Thread scheduling

from PowerVR Series5 Graphics.SGX architecture guide for developers.1.0.8.External:
This efficient, hardware based, data driven thread scheduling can benefit applications by hiding the latency induced by any stalls, such as dependent texture reads and branching in shaders.
Applications can take advantage of this by placing as much work as possible ahead of the point at which the shader is likely to stall, which will increase the number of instructions the hardware can use to mask latency induced by the stalls.

I fully understand the first paragraph, but could you explain more detail for the second paragraph? thanks. “which will increase the number of cycles the hardware can use”? why it benefits if the application places as much work as possible ahead of the point such as read texture?
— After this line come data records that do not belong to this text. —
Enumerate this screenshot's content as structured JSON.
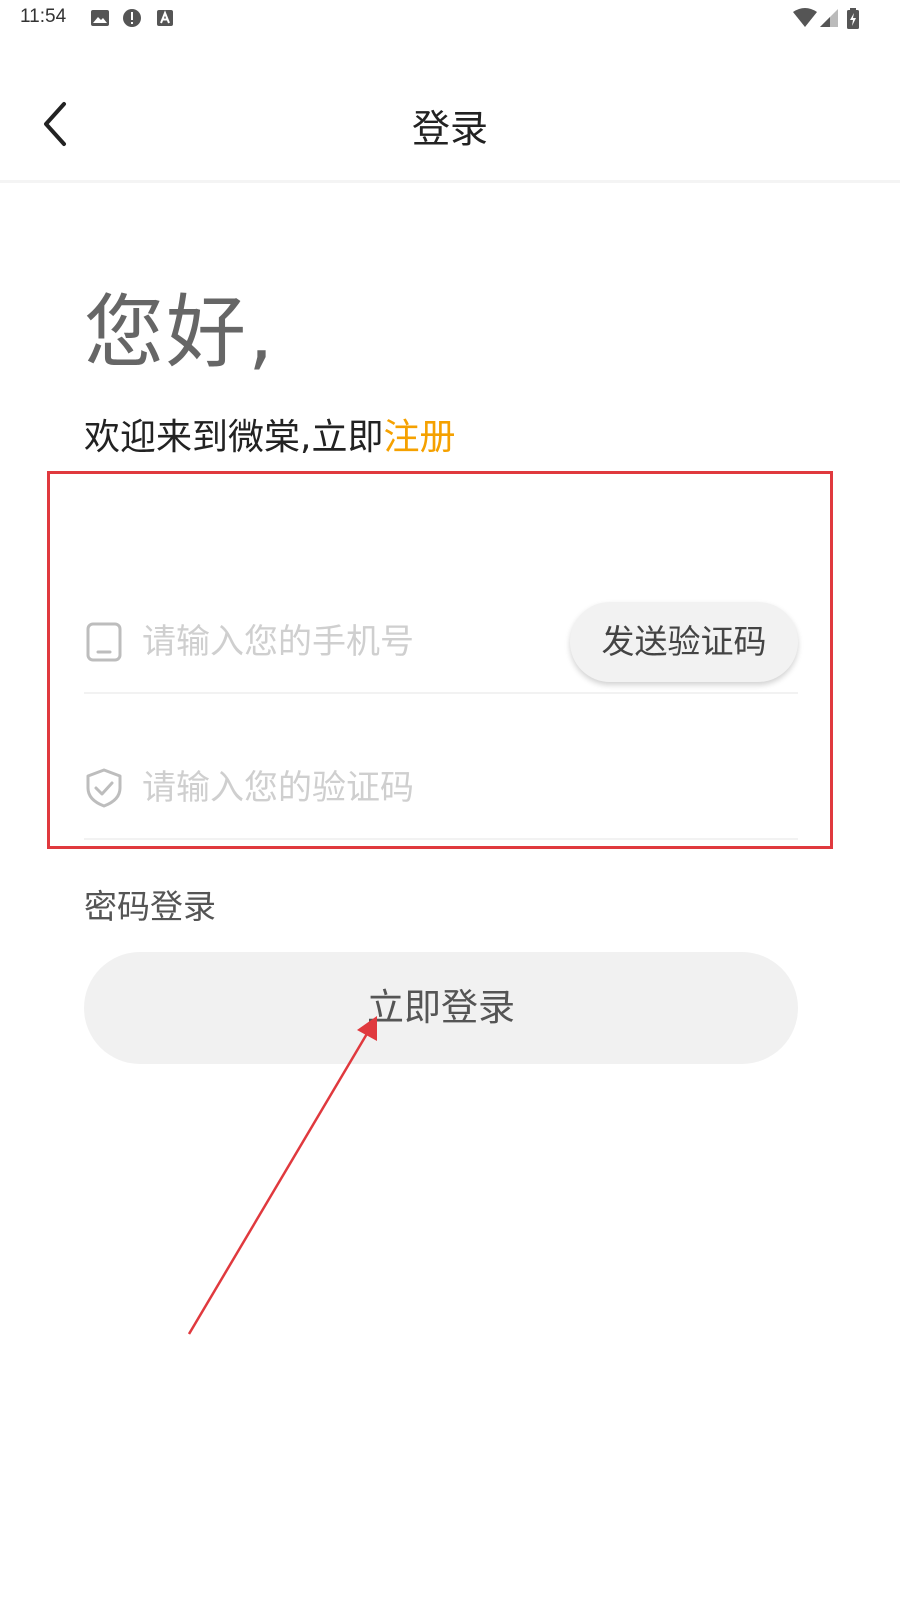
{
  "status_bar": {
    "time": "11:54",
    "left_icons": [
      "image-icon",
      "alert-icon",
      "a-icon"
    ],
    "right_icons": [
      "wifi-icon",
      "signal-icon",
      "battery-icon"
    ]
  },
  "header": {
    "title": "登录",
    "back_icon": "chevron-left-icon"
  },
  "greeting": "您好,",
  "welcome": {
    "prefix": "欢迎来到微棠,立即",
    "register_link": "注册",
    "link_color": "#f5a100"
  },
  "form": {
    "phone": {
      "icon": "phone-icon",
      "value": "",
      "placeholder": "请输入您的手机号"
    },
    "send_code_label": "发送验证码",
    "code": {
      "icon": "shield-check-icon",
      "value": "",
      "placeholder": "请输入您的验证码"
    }
  },
  "password_login_label": "密码登录",
  "login_button_label": "立即登录",
  "annotation": {
    "color": "#e0393e"
  }
}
The latency is hidden in this case because when a stall occurs for a fragment (A), the hardware can schedule in another fragment (B) to be processed while the hardware resolves the stall (e.g. retrieve dependent texture data).


If the same shader is applied to fragments A and B, then increasing the amount of computation before the stall in the shader means that fragment B will be executing for longer before it stalls, which gives fragment A more time to resolve it’s stall. This is what the document means by “Applications can take advantage of this by placing as much work as possible ahead of the point at which the shader is likely to stall, which will increase the number of instructions the hardware can use to mask latency induced by the stalls.”

thanks a lot for the very clear answer!